M. Rivard fait valoir que le budget octroyé par le ministère représente moins de la moitié du budget de fonctionnement des organismes (47 %, selon les données du regroupement). « On trouve le reste par le financement fédéral — qui rétrécit aussi — ou par le sociofinancement, qui est très difficile », dans le contexte économique actuel.

Mercédez Roberge soutient que les organismes qui fermeront lundi le font « en désespoir de cause, certainement pas de gaieté de coeur. Ce n’est pas facile pour ces groupes de fermer leurs portes, même si ce n’est que pour quelques heures. Le sentiment de responsabilité est très fort. Mais ils le font parce que tout le monde est à bout ».

L’action « 225 minutes pour 225 millions/Fermés pour cause d’austérité » doit se dérouler dans plusieurs villes. Selon Sébastien Rivard, jusqu'à un millier d'organismes pourraient y participer. À Montréal, une manifestation est prévue en début d’après-midi : ailleurs, des protestataires formeront des « files d’attente symboliques » devant des CLSC, alors que d’autres iront se faire entendre devant des bureaux de députés libéraux.

3 commentaires
  • Marcel (Fafouin) Blais - Abonné 17 novembre 2014 06 h 04

    … une toute petite minute de !

    « Une minute de fermeture par million manquant » (Guillaume Bourgault-Côté, Le Devoir)

    Une toute petite minute pour, de l’ensemble et chaque sous à réclamer de l’État (225 $), donne à réfléchir !

    En effet, autrefois, il était moins une lorsque les organismes communautaires autonomes (OCASSS) ont apparu au sein de la Communauté pour aider du monde à s’en sortir, du moins, à quitter le monde de la pauvreté, de la « vulnérabilité », de l’indignité, et de s’envoler de ses propres ailes !

    De cette apparition, et du chemin parcouru de fierté et de solidarité jusqu’à ce jour d’aujourd’hui et demain, on-dirait que l’État continue d’éprouver, encore ?, de la difficulté à reconnaître la pertinence et l’efficience de ces organismes dans leur prestation de services et d’activités qui, proches des gens, assurent, d’humain et en peu de coût, ce que se vit autrement ou ailleurs dans les réseaux étatiques ou privés !

    De cet appel d’aide, il est à souhaiter que la Gouvernance actuelle, le commanditant, s’autorise …

    … une toute petite minute de ! - 17 nov 2014 -

  • Raynald Blais - Abonné 17 novembre 2014 08 h 22

    Grincements

    Les organismes communautaires autonomes (OCASSS), fort utiles aux gens en difficulté, servent également de lubrifiants à la machine du capitalisme qui continuent, jour après jour, à broyer de l'humain. La fragilisation des OCASSS, en plus d'intensifier le carnage, révélera aux plus durs d'oreilles, les sourds grincements du processus en cours et en convaincra plus d'un d'y mettre définitivement un terme.

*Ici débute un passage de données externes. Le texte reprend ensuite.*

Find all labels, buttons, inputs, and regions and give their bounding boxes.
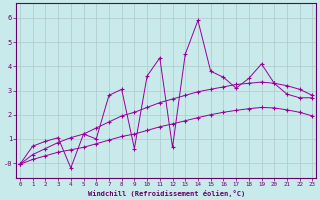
X-axis label: Windchill (Refroidissement éolien,°C): Windchill (Refroidissement éolien,°C)	[88, 190, 245, 197]
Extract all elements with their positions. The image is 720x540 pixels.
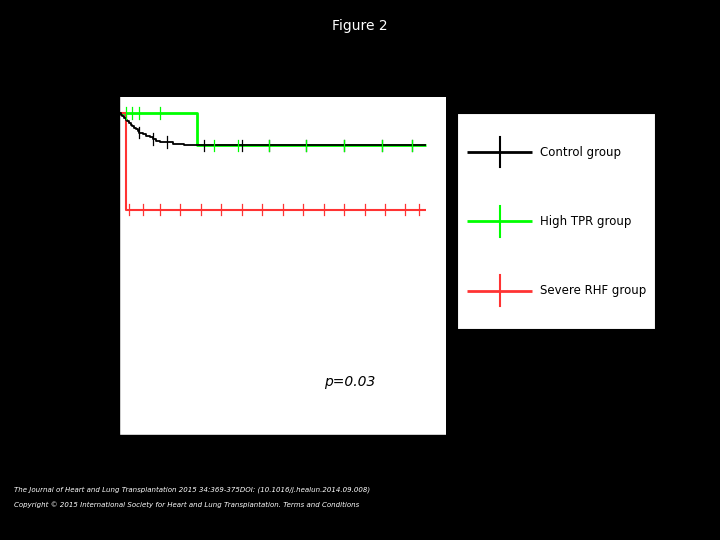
Y-axis label: Survival (%): Survival (%) <box>71 223 84 309</box>
X-axis label: Months after surgery: Months after surgery <box>208 460 357 472</box>
Text: High TPR group: High TPR group <box>540 215 631 228</box>
Text: The Journal of Heart and Lung Transplantation 2015 34:369-375DOI: (10.1016/j.hea: The Journal of Heart and Lung Transplant… <box>14 486 371 492</box>
Text: Copyright © 2015 International Society for Heart and Lung Transplantation. Terms: Copyright © 2015 International Society f… <box>14 501 360 508</box>
Text: Control group: Control group <box>540 146 621 159</box>
Text: Figure 2: Figure 2 <box>332 19 388 33</box>
Text: p=0.03: p=0.03 <box>323 375 375 389</box>
Text: Severe RHF group: Severe RHF group <box>540 284 647 297</box>
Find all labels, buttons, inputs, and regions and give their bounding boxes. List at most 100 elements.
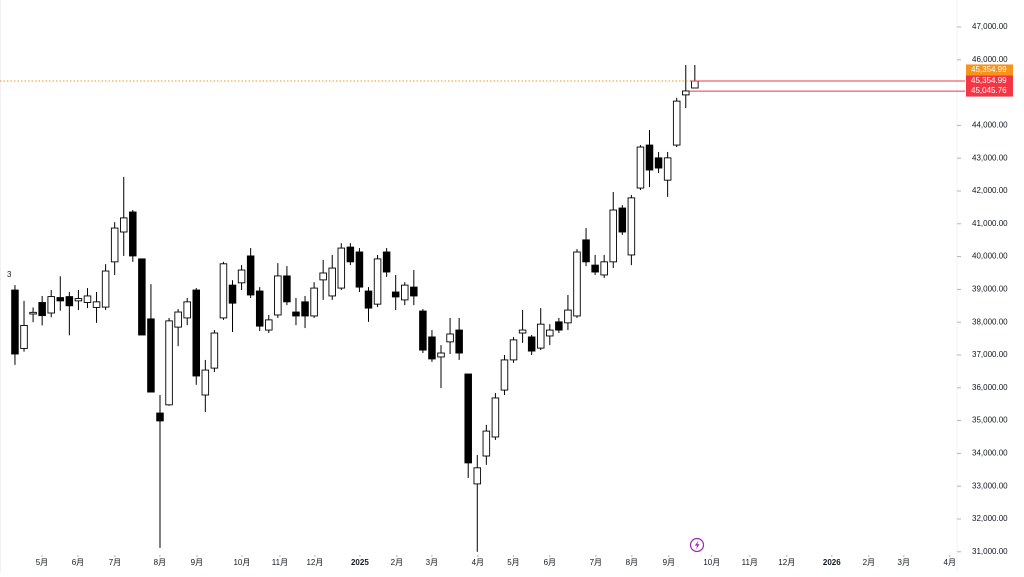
candle-body: [464, 373, 472, 464]
candle: [328, 254, 336, 300]
y-tick-label: 36,000.00: [972, 383, 1008, 392]
candle: [410, 270, 418, 306]
candle-body: [129, 211, 137, 257]
candle: [473, 455, 482, 552]
candle-body: [119, 217, 128, 233]
candle: [101, 264, 110, 311]
x-tick-label: 7月: [109, 558, 121, 567]
candle: [292, 297, 300, 326]
candle-body: [183, 301, 191, 319]
candle-body: [147, 318, 155, 393]
x-tick-label: 2月: [863, 558, 875, 567]
candle: [183, 297, 191, 326]
candle: [391, 274, 400, 311]
candle: [609, 191, 617, 269]
x-tick-label: 10月: [233, 558, 250, 567]
candle: [672, 97, 681, 148]
candle-body: [419, 310, 427, 351]
candle: [83, 288, 92, 309]
y-tick-label: 44,000.00: [972, 121, 1008, 130]
x-tick-label: 8月: [626, 558, 638, 567]
x-tick-label: 7月: [590, 558, 602, 567]
candle: [319, 259, 327, 300]
candle: [682, 65, 690, 109]
candle: [119, 176, 128, 256]
candle: [428, 330, 436, 362]
x-tick-label: 2月: [391, 558, 403, 567]
candle: [419, 309, 427, 354]
candle: [92, 292, 101, 323]
y-tick-label: 35,000.00: [972, 416, 1008, 425]
candle-body: [645, 144, 654, 171]
left-label: 3: [7, 270, 12, 279]
candle: [518, 310, 527, 343]
y-tick-label: 34,000.00: [972, 448, 1008, 457]
candle: [482, 424, 491, 465]
y-tick-label: 41,000.00: [972, 219, 1008, 228]
candle-body: [618, 207, 627, 233]
candle: [210, 330, 219, 373]
candle: [636, 145, 645, 191]
candle: [600, 254, 608, 278]
candle: [464, 373, 472, 478]
candle: [437, 345, 445, 389]
candle: [274, 263, 282, 318]
candle: [156, 395, 164, 548]
candle-body: [428, 336, 436, 360]
x-tick-label: 5月: [507, 558, 519, 567]
candle-body: [591, 264, 599, 273]
candle-body: [473, 467, 482, 485]
candle: [536, 308, 545, 351]
candle: [11, 285, 19, 365]
candle-body: [165, 320, 173, 406]
candle-body: [410, 286, 418, 297]
candle: [29, 307, 37, 323]
candle-body: [292, 311, 300, 317]
candle: [446, 317, 454, 355]
candle-body: [546, 329, 554, 337]
price-label-box: [966, 64, 1013, 76]
candle-body: [382, 251, 391, 273]
x-tick-label: 12月: [306, 558, 323, 567]
candle-body: [110, 227, 119, 263]
candle: [555, 317, 563, 334]
candle-body: [192, 289, 201, 377]
price-label: 45,354.99: [971, 65, 1007, 74]
candle: [382, 248, 391, 277]
candle: [500, 354, 509, 396]
candle-body: [609, 209, 617, 263]
candle: [74, 290, 83, 311]
candle-body: [328, 267, 336, 297]
x-tick-label: 4月: [944, 558, 956, 567]
candle-body: [564, 309, 572, 324]
x-tick-label: 11月: [272, 558, 288, 567]
candle-body: [527, 336, 536, 352]
candle-body: [92, 301, 101, 308]
x-tick-label: 6月: [72, 558, 84, 567]
candle-body: [174, 311, 182, 328]
candle: [219, 261, 228, 320]
candle-body: [401, 284, 409, 301]
candle-body: [283, 275, 291, 303]
candle-body: [74, 298, 83, 302]
candle: [564, 294, 572, 331]
candle: [401, 282, 409, 306]
candle: [255, 287, 264, 332]
candle-body: [219, 263, 228, 319]
candle: [237, 265, 246, 291]
lightning-icon[interactable]: [689, 537, 705, 553]
icon-bolt: [694, 540, 700, 550]
candle-body: [373, 258, 382, 305]
candle-body: [364, 290, 373, 309]
candle-body: [446, 333, 454, 343]
candle: [165, 317, 173, 406]
candle: [546, 324, 554, 346]
x-tick-label: 2026: [823, 558, 841, 567]
candle: [265, 314, 273, 334]
candle-body: [555, 321, 563, 331]
candle: [654, 151, 663, 173]
candle-body: [310, 287, 318, 317]
price-label-box: [966, 75, 1013, 87]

  • Leclerc Éric - Inscrit 18 novembre 2014 19 h 40

    Couper dans l'aide aux plus démunis fini par coûter cher

    Soutenir les plus pauvres et les aider à se reprendre à mains (face à ce qu'ils ont vécu dans le passé), pour les aider à comprendre à redevenir des êtres humains plus confiants et plus sûrs d'eux-mêmes est une option gagnante.

    Les laisser à eux-mêmes en croyant qu'ils pourront se reprendre en mains seuls et sans appui de ressources humaines (travailleurs de rue, psychologues, travailleurs sociaux, etc.), coûtera une fortune à l'état tôt ou tard.

    Rappelons-nous qu'en fermant les hôpitaux psychiatriques il y a plusieurs décennies, le gouvernement Bouchard en a payé un prix élevé et paie encore aujourd'hui, parlez-en à certains policiers-pompiers.